Rick Hanson, PhD (author of RESILIENT: How to Grow an Unshakable Core of Calm, Strength, and Happiness (written with Forrest Hanson)), has written the most well-organized breakdown of the components of resilience, and how to cultivate each component, that I’ve ever run across. The attributes we think of as baked-in to our personality are far more malleable than we think; we really can re-wire our own brains for the good. Check out Mr. Hanson’s TED talks also.
I also recommend Angela Duckworth’s book GRIT: The Power of Passion and Perseverance. Check out her TED Talk on that subject here; it’s what inspired me to go ahead and buy her book.
And finally, Your Own Worst Enemy: Breaking the Habit of Adult Underachievement, a book by Kenneth W. Christian, Ph.D., really spoke to me.
What does all of this have to do with living a low-footprint life?
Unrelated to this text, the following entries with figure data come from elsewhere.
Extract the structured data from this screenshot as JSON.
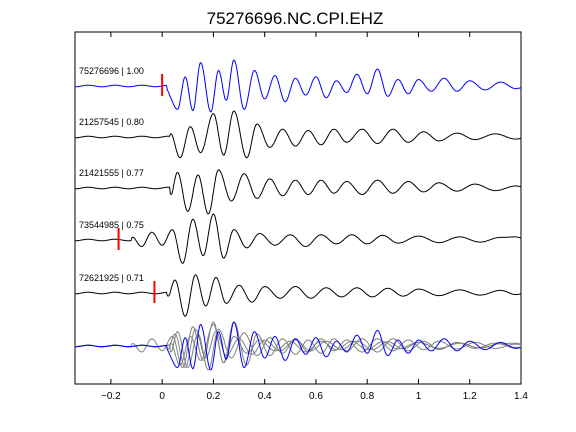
{
  "chart_data": {
    "type": "line",
    "title": "75276696.NC.CPI.EHZ",
    "xlabel": "",
    "ylabel": "",
    "xlim": [
      -0.34,
      1.4
    ],
    "x_ticks": [
      -0.2,
      0,
      0.2,
      0.4,
      0.6,
      0.8,
      1,
      1.2,
      1.4
    ],
    "x_tick_labels": [
      "−0.2",
      "0",
      "0.2",
      "0.4",
      "0.6",
      "0.8",
      "1",
      "1.2",
      "1.4"
    ],
    "grid": false,
    "colors": {
      "reference": "#0000ff",
      "trace": "#000000",
      "overlay": "#808080",
      "pick": "#ff0000"
    },
    "series": [
      {
        "label": "75276696 | 1.00",
        "event_id": "75276696",
        "correlation": 1.0,
        "color": "#0000ff",
        "pick_time": 0.0,
        "label_time": -0.34,
        "peaks": [
          [
            0.02,
            -0.3
          ],
          [
            0.06,
            -0.9
          ],
          [
            0.09,
            0.35
          ],
          [
            0.12,
            -0.95
          ],
          [
            0.15,
            0.9
          ],
          [
            0.19,
            -1.0
          ],
          [
            0.22,
            0.6
          ],
          [
            0.25,
            -0.55
          ],
          [
            0.28,
            1.0
          ],
          [
            0.32,
            -0.9
          ],
          [
            0.36,
            0.6
          ],
          [
            0.4,
            -0.5
          ],
          [
            0.44,
            0.4
          ],
          [
            0.48,
            -0.6
          ],
          [
            0.52,
            0.3
          ],
          [
            0.56,
            -0.35
          ],
          [
            0.6,
            0.35
          ],
          [
            0.64,
            -0.45
          ],
          [
            0.68,
            0.2
          ],
          [
            0.72,
            -0.25
          ],
          [
            0.76,
            0.45
          ],
          [
            0.8,
            -0.3
          ],
          [
            0.84,
            0.65
          ],
          [
            0.88,
            -0.4
          ],
          [
            0.92,
            0.25
          ],
          [
            0.96,
            -0.3
          ],
          [
            1.0,
            0.25
          ],
          [
            1.05,
            -0.2
          ],
          [
            1.1,
            0.3
          ],
          [
            1.15,
            -0.2
          ],
          [
            1.2,
            0.2
          ],
          [
            1.26,
            -0.15
          ],
          [
            1.32,
            0.15
          ],
          [
            1.38,
            -0.1
          ]
        ]
      },
      {
        "label": "21257545 | 0.80",
        "event_id": "21257545",
        "correlation": 0.8,
        "color": "#000000",
        "pick_time": null,
        "label_time": -0.34,
        "peaks": [
          [
            0.03,
            0.2
          ],
          [
            0.07,
            -0.8
          ],
          [
            0.11,
            0.4
          ],
          [
            0.15,
            -0.6
          ],
          [
            0.2,
            0.9
          ],
          [
            0.24,
            -0.7
          ],
          [
            0.28,
            1.0
          ],
          [
            0.33,
            -0.8
          ],
          [
            0.37,
            0.5
          ],
          [
            0.42,
            -0.4
          ],
          [
            0.47,
            0.3
          ],
          [
            0.52,
            -0.35
          ],
          [
            0.57,
            0.25
          ],
          [
            0.62,
            -0.3
          ],
          [
            0.67,
            0.3
          ],
          [
            0.72,
            -0.2
          ],
          [
            0.78,
            0.3
          ],
          [
            0.84,
            -0.25
          ],
          [
            0.9,
            0.3
          ],
          [
            0.96,
            -0.2
          ],
          [
            1.02,
            0.2
          ],
          [
            1.08,
            -0.15
          ],
          [
            1.15,
            0.15
          ],
          [
            1.22,
            -0.1
          ],
          [
            1.3,
            0.12
          ],
          [
            1.38,
            -0.08
          ]
        ]
      },
      {
        "label": "21421555 | 0.77",
        "event_id": "21421555",
        "correlation": 0.77,
        "color": "#000000",
        "pick_time": null,
        "label_time": -0.34,
        "peaks": [
          [
            0.03,
            -0.4
          ],
          [
            0.06,
            0.6
          ],
          [
            0.1,
            -0.9
          ],
          [
            0.14,
            0.5
          ],
          [
            0.18,
            -1.0
          ],
          [
            0.22,
            0.7
          ],
          [
            0.27,
            -0.5
          ],
          [
            0.32,
            0.55
          ],
          [
            0.37,
            -0.4
          ],
          [
            0.42,
            0.35
          ],
          [
            0.47,
            -0.3
          ],
          [
            0.52,
            0.3
          ],
          [
            0.57,
            -0.25
          ],
          [
            0.62,
            0.3
          ],
          [
            0.67,
            -0.2
          ],
          [
            0.72,
            0.25
          ],
          [
            0.78,
            -0.25
          ],
          [
            0.84,
            0.3
          ],
          [
            0.9,
            -0.2
          ],
          [
            0.96,
            0.25
          ],
          [
            1.02,
            -0.15
          ],
          [
            1.08,
            0.2
          ],
          [
            1.15,
            -0.12
          ],
          [
            1.22,
            0.15
          ],
          [
            1.3,
            -0.1
          ],
          [
            1.38,
            0.08
          ]
        ]
      },
      {
        "label": "73544985 | 0.75",
        "event_id": "73544985",
        "correlation": 0.75,
        "color": "#000000",
        "pick_time": -0.17,
        "label_time": -0.34,
        "peaks": [
          [
            -0.12,
            0.15
          ],
          [
            -0.08,
            -0.25
          ],
          [
            -0.04,
            0.3
          ],
          [
            0.0,
            -0.2
          ],
          [
            0.04,
            0.4
          ],
          [
            0.08,
            -0.9
          ],
          [
            0.12,
            0.8
          ],
          [
            0.16,
            -0.6
          ],
          [
            0.2,
            1.0
          ],
          [
            0.24,
            -0.7
          ],
          [
            0.28,
            0.4
          ],
          [
            0.33,
            -0.3
          ],
          [
            0.38,
            0.25
          ],
          [
            0.44,
            -0.2
          ],
          [
            0.5,
            0.2
          ],
          [
            0.56,
            -0.25
          ],
          [
            0.62,
            0.2
          ],
          [
            0.68,
            -0.15
          ],
          [
            0.74,
            0.2
          ],
          [
            0.8,
            -0.15
          ],
          [
            0.86,
            0.18
          ],
          [
            0.92,
            -0.12
          ],
          [
            1.0,
            0.15
          ],
          [
            1.08,
            -0.1
          ],
          [
            1.16,
            0.12
          ],
          [
            1.24,
            -0.08
          ],
          [
            1.32,
            0.1
          ],
          [
            1.38,
            0.12
          ]
        ]
      },
      {
        "label": "72621925 | 0.71",
        "event_id": "72621925",
        "correlation": 0.71,
        "color": "#000000",
        "pick_time": -0.03,
        "label_time": -0.34,
        "peaks": [
          [
            0.02,
            -0.2
          ],
          [
            0.05,
            0.5
          ],
          [
            0.09,
            -0.9
          ],
          [
            0.13,
            0.7
          ],
          [
            0.17,
            -0.5
          ],
          [
            0.21,
            0.6
          ],
          [
            0.25,
            -0.4
          ],
          [
            0.3,
            0.3
          ],
          [
            0.35,
            -0.35
          ],
          [
            0.4,
            0.25
          ],
          [
            0.46,
            -0.2
          ],
          [
            0.52,
            0.25
          ],
          [
            0.58,
            -0.2
          ],
          [
            0.64,
            0.2
          ],
          [
            0.7,
            -0.15
          ],
          [
            0.76,
            0.2
          ],
          [
            0.82,
            -0.15
          ],
          [
            0.88,
            0.18
          ],
          [
            0.94,
            -0.12
          ],
          [
            1.0,
            0.15
          ],
          [
            1.08,
            -0.1
          ],
          [
            1.16,
            0.12
          ],
          [
            1.24,
            -0.08
          ],
          [
            1.32,
            0.1
          ],
          [
            1.38,
            -0.06
          ]
        ]
      }
    ]
  }
}
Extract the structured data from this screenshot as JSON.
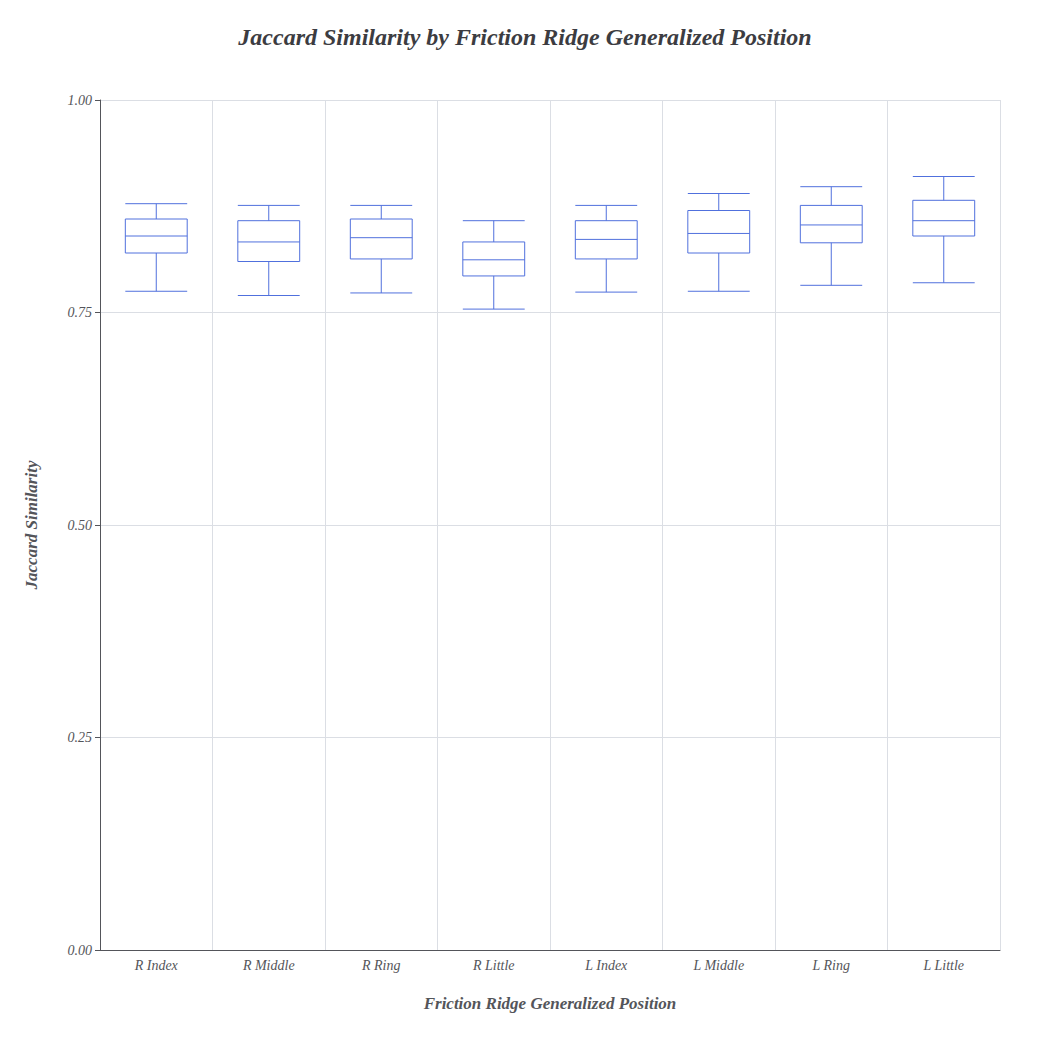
{
  "chart_data": {
    "type": "box",
    "title": "Jaccard Similarity by Friction Ridge Generalized Position",
    "xlabel": "Friction Ridge Generalized Position",
    "ylabel": "Jaccard Similarity",
    "categories": [
      "R Index",
      "R Middle",
      "R Ring",
      "R Little",
      "L Index",
      "L Middle",
      "L Ring",
      "L Little"
    ],
    "values": [
      {
        "low": 0.775,
        "q1": 0.82,
        "median": 0.84,
        "q3": 0.86,
        "high": 0.878
      },
      {
        "low": 0.77,
        "q1": 0.81,
        "median": 0.833,
        "q3": 0.858,
        "high": 0.876
      },
      {
        "low": 0.773,
        "q1": 0.813,
        "median": 0.838,
        "q3": 0.86,
        "high": 0.876
      },
      {
        "low": 0.754,
        "q1": 0.793,
        "median": 0.812,
        "q3": 0.833,
        "high": 0.858
      },
      {
        "low": 0.774,
        "q1": 0.813,
        "median": 0.836,
        "q3": 0.858,
        "high": 0.876
      },
      {
        "low": 0.775,
        "q1": 0.82,
        "median": 0.843,
        "q3": 0.87,
        "high": 0.89
      },
      {
        "low": 0.782,
        "q1": 0.832,
        "median": 0.853,
        "q3": 0.876,
        "high": 0.898
      },
      {
        "low": 0.785,
        "q1": 0.84,
        "median": 0.858,
        "q3": 0.882,
        "high": 0.91
      }
    ],
    "ylim": [
      0.0,
      1.0
    ],
    "yticks": [
      {
        "value": 0.0,
        "label": "0.00"
      },
      0.25,
      {
        "value": 0.5,
        "label": "0.50"
      },
      0.75,
      {
        "value": 1.0,
        "label": "1.00"
      }
    ],
    "grid": true
  }
}
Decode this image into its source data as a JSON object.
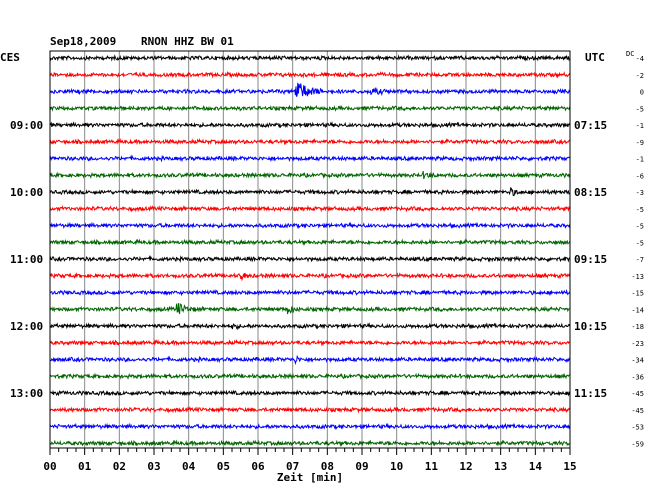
{
  "header": {
    "date": "Sep18,2009",
    "station": "RNON HHZ BW 01",
    "left_zone": "CES",
    "right_zone": "UTC",
    "dc_label": "DC"
  },
  "chart_data": {
    "type": "line",
    "title": "Sep18,2009  RNON HHZ BW 01",
    "xlabel": "Zeit [min]",
    "ylabel": "",
    "xlim": [
      0,
      15
    ],
    "x_ticks": [
      "00",
      "01",
      "02",
      "03",
      "04",
      "05",
      "06",
      "07",
      "08",
      "09",
      "10",
      "11",
      "12",
      "13",
      "14",
      "15"
    ],
    "grid": true,
    "trace_colors": [
      "#000000",
      "#ff0000",
      "#0000ff",
      "#006400"
    ],
    "left_time_labels": [
      {
        "row": 4,
        "label": "09:00"
      },
      {
        "row": 8,
        "label": "10:00"
      },
      {
        "row": 12,
        "label": "11:00"
      },
      {
        "row": 16,
        "label": "12:00"
      },
      {
        "row": 20,
        "label": "13:00"
      }
    ],
    "right_time_labels": [
      {
        "row": 4,
        "label": "07:15"
      },
      {
        "row": 8,
        "label": "08:15"
      },
      {
        "row": 12,
        "label": "09:15"
      },
      {
        "row": 16,
        "label": "10:15"
      },
      {
        "row": 20,
        "label": "11:15"
      }
    ],
    "dc_offsets": [
      -4,
      -2,
      0,
      -5,
      -1,
      -9,
      -1,
      -6,
      -3,
      -5,
      -5,
      -5,
      -7,
      -13,
      -15,
      -14,
      -18,
      -23,
      -34,
      -36,
      -45,
      -45,
      -53,
      -59
    ],
    "events": [
      {
        "row": 2,
        "minute": 7.1,
        "amplitude": 11,
        "duration": 0.9
      },
      {
        "row": 2,
        "minute": 9.3,
        "amplitude": 3,
        "duration": 0.6
      },
      {
        "row": 7,
        "minute": 10.8,
        "amplitude": 2.5,
        "duration": 0.5
      },
      {
        "row": 8,
        "minute": 13.3,
        "amplitude": 3,
        "duration": 0.4
      },
      {
        "row": 13,
        "minute": 5.5,
        "amplitude": 3.5,
        "duration": 0.3
      },
      {
        "row": 15,
        "minute": 3.7,
        "amplitude": 5,
        "duration": 0.6
      },
      {
        "row": 15,
        "minute": 6.9,
        "amplitude": 4,
        "duration": 0.3
      },
      {
        "row": 16,
        "minute": 5.3,
        "amplitude": 2.5,
        "duration": 0.3
      },
      {
        "row": 18,
        "minute": 7.1,
        "amplitude": 3,
        "duration": 0.2
      }
    ]
  }
}
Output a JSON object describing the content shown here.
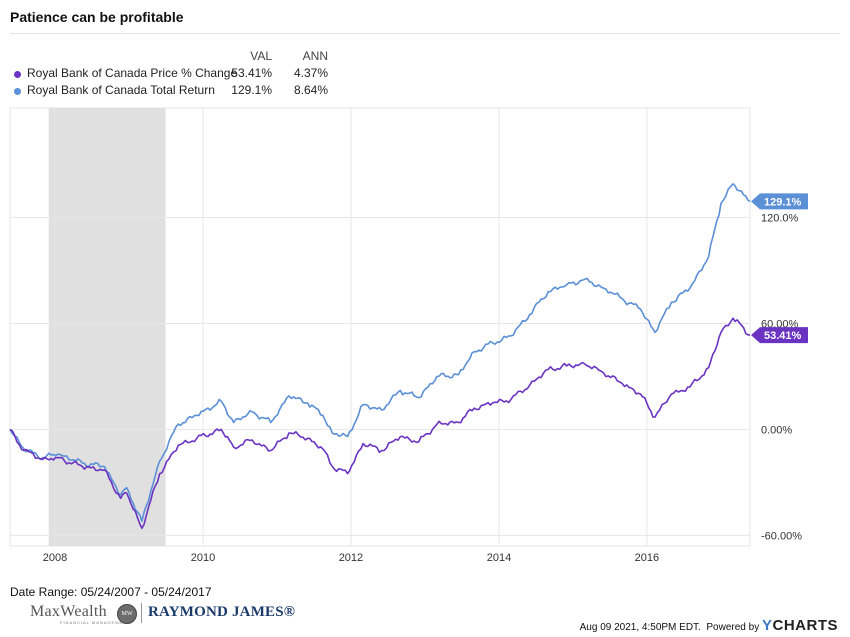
{
  "title": "Patience can be profitable",
  "legend": {
    "header_val": "VAL",
    "header_ann": "ANN",
    "rows": [
      {
        "name": "Royal Bank of Canada Price % Change",
        "val": "53.41%",
        "ann": "4.37%",
        "color": "#6a33c2"
      },
      {
        "name": "Royal Bank of Canada Total Return",
        "val": "129.1%",
        "ann": "8.64%",
        "color": "#5b8fd6"
      }
    ]
  },
  "chart_data": {
    "type": "line",
    "title": "Patience can be profitable",
    "xlabel": "",
    "ylabel": "",
    "x_ticks": [
      "2008",
      "2010",
      "2012",
      "2014",
      "2016"
    ],
    "y_ticks": [
      "-60.00%",
      "0.00%",
      "60.00%",
      "120.0%"
    ],
    "x_range": [
      "2007-05-24",
      "2017-05-24"
    ],
    "y_range": [
      -66,
      182
    ],
    "grid": true,
    "recession_band": {
      "start": "2007-12-01",
      "end": "2009-06-30",
      "color": "#e0e0e0"
    },
    "series": [
      {
        "name": "Royal Bank of Canada Total Return",
        "color": "#5b8fd6",
        "end_label": "129.1%",
        "x": [
          "2007-05-24",
          "2007-08-01",
          "2007-11-01",
          "2008-01-15",
          "2008-05-15",
          "2008-09-01",
          "2008-11-20",
          "2008-12-20",
          "2009-03-05",
          "2009-06-01",
          "2009-09-01",
          "2009-12-01",
          "2010-04-01",
          "2010-06-01",
          "2010-09-01",
          "2010-12-01",
          "2011-03-01",
          "2011-06-01",
          "2011-08-15",
          "2011-10-01",
          "2011-12-15",
          "2012-03-01",
          "2012-06-01",
          "2012-09-01",
          "2012-12-01",
          "2013-03-01",
          "2013-06-15",
          "2013-09-01",
          "2013-12-01",
          "2014-03-01",
          "2014-06-01",
          "2014-09-01",
          "2014-12-01",
          "2015-03-01",
          "2015-06-01",
          "2015-09-01",
          "2015-12-01",
          "2016-02-10",
          "2016-05-01",
          "2016-08-01",
          "2016-11-01",
          "2017-01-01",
          "2017-03-01",
          "2017-05-24"
        ],
        "y": [
          0,
          -11,
          -16,
          -14,
          -19,
          -21,
          -37,
          -33,
          -52,
          -18,
          3,
          8,
          16,
          4,
          10,
          4,
          19,
          15,
          8,
          -2,
          -4,
          14,
          11,
          22,
          18,
          30,
          31,
          44,
          49,
          53,
          65,
          78,
          82,
          85,
          80,
          74,
          68,
          55,
          72,
          80,
          98,
          128,
          139,
          129.1
        ]
      },
      {
        "name": "Royal Bank of Canada Price % Change",
        "color": "#6a33c2",
        "end_label": "53.41%",
        "x": [
          "2007-05-24",
          "2007-08-01",
          "2007-11-01",
          "2008-01-15",
          "2008-05-15",
          "2008-09-01",
          "2008-11-20",
          "2008-12-20",
          "2009-03-05",
          "2009-06-01",
          "2009-09-01",
          "2009-12-01",
          "2010-04-01",
          "2010-06-01",
          "2010-09-01",
          "2010-12-01",
          "2011-03-01",
          "2011-06-01",
          "2011-08-15",
          "2011-10-01",
          "2011-12-15",
          "2012-03-01",
          "2012-06-01",
          "2012-09-01",
          "2012-12-01",
          "2013-03-01",
          "2013-06-15",
          "2013-09-01",
          "2013-12-01",
          "2014-03-01",
          "2014-06-01",
          "2014-09-01",
          "2014-12-01",
          "2015-03-01",
          "2015-06-01",
          "2015-09-01",
          "2015-12-01",
          "2016-02-10",
          "2016-05-01",
          "2016-08-01",
          "2016-11-01",
          "2017-01-01",
          "2017-03-01",
          "2017-05-24"
        ],
        "y": [
          0,
          -12,
          -17,
          -16,
          -21,
          -23,
          -39,
          -36,
          -56,
          -25,
          -9,
          -5,
          0,
          -10,
          -6,
          -12,
          -2,
          -5,
          -11,
          -21,
          -25,
          -8,
          -12,
          -4,
          -7,
          3,
          4,
          12,
          15,
          17,
          25,
          34,
          36,
          37,
          32,
          26,
          20,
          7,
          20,
          24,
          35,
          55,
          63,
          53.41
        ]
      }
    ]
  },
  "footer": {
    "date_range": "Date Range: 05/24/2007 - 05/24/2017",
    "timestamp": "Aug 09 2021, 4:50PM EDT.",
    "powered_by": "Powered by",
    "ycharts_y": "Y",
    "ycharts_rest": "CHARTS"
  },
  "branding": {
    "maxwealth": "MaxWealth",
    "maxwealth_sub": "FINANCIAL MANAGEMENT",
    "maxwealth_seal": "MW",
    "raymond_james": "RAYMOND JAMES®"
  }
}
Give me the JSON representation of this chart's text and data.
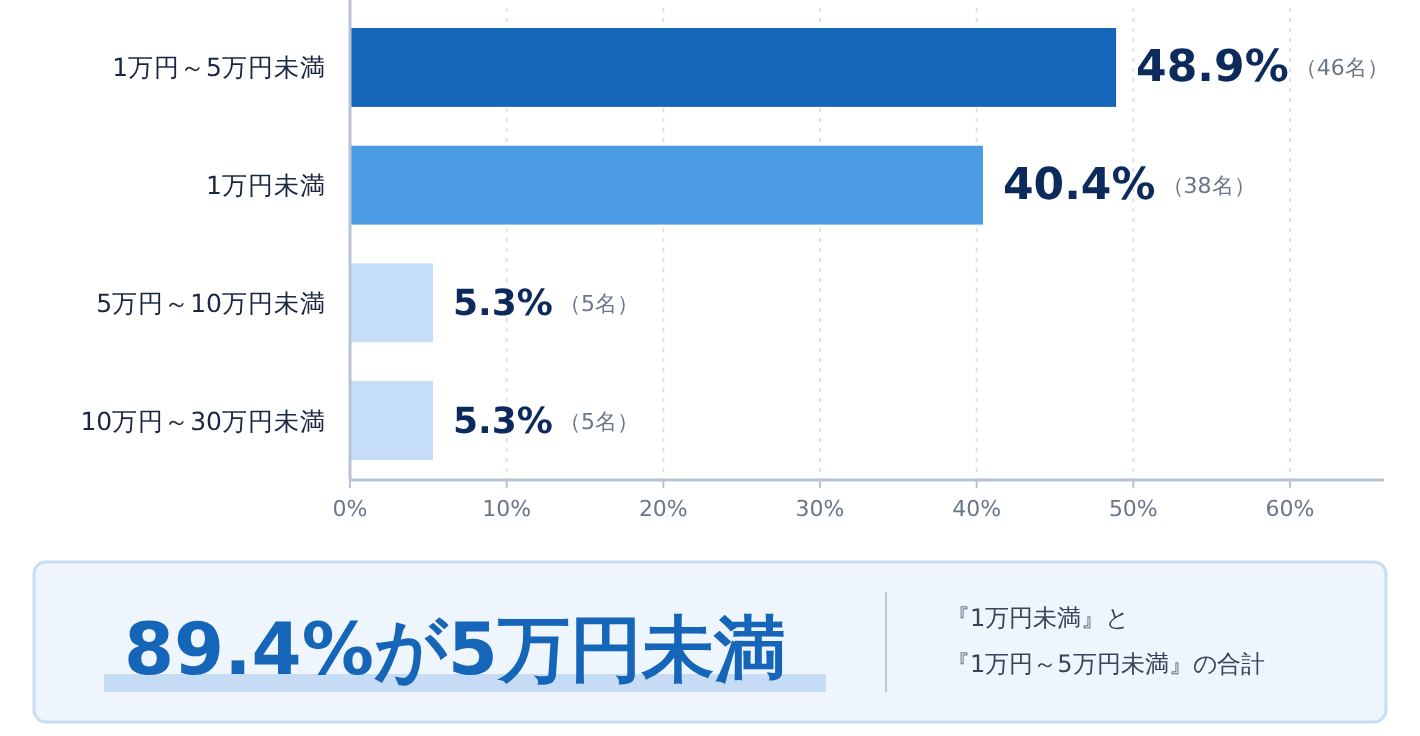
{
  "chart_data": {
    "type": "bar",
    "orientation": "horizontal",
    "categories": [
      "1万円～5万円未満",
      "1万円未満",
      "5万円～10万円未満",
      "10万円～30万円未満"
    ],
    "values": [
      48.9,
      40.4,
      5.3,
      5.3
    ],
    "colors": [
      "#1565b8",
      "#4a9be3",
      "#c5ddf6",
      "#c5ddf6"
    ],
    "value_labels": [
      "48.9%",
      "40.4%",
      "5.3%",
      "5.3%"
    ],
    "xlim": [
      0,
      66
    ],
    "xticks": [
      {
        "value": 0,
        "label": "0%"
      },
      {
        "value": 10,
        "label": "10%"
      },
      {
        "value": 20,
        "label": "20%"
      },
      {
        "value": 30,
        "label": "30%"
      },
      {
        "value": 40,
        "label": "40%"
      },
      {
        "value": 50,
        "label": "50%"
      },
      {
        "value": 60,
        "label": "60%"
      }
    ],
    "grid": "x",
    "annotations": [
      "（46名）",
      "（38名）",
      "（5名）",
      "（5名）",
      "89.4%が5万円未満",
      "『1万円未満』と",
      "『1万円～5万円未満』の合計"
    ]
  }
}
For starters, the point of low-footprint living (other than conserving resources and setting a good example for others) is to lower our overhead so we can focus on what really gives meaning to our lives. Also, to mobilize our creativity for the greater good. And a big part of lowering our overhead is clearing mental obstacles. Strengthen your mind, make a better world.
A final note: This blog post had been sitting in draft-limbo for months. It just seemed too lame and too difficult to finish. I have a bunch of other posts piled up in my draft stack. I’m going to plug away and get them done.
Persistence. It isn’t always easy and it’s not my strong suit … and yet I persist in cultivating it, so I guess I’m not a lost cause. I hope you do too. Keep plugging away, don’t give up! Make that sketch, write that letter, call that person, sort out that closet. You never know what you’ll find, who you’ll help, what you’ll gain.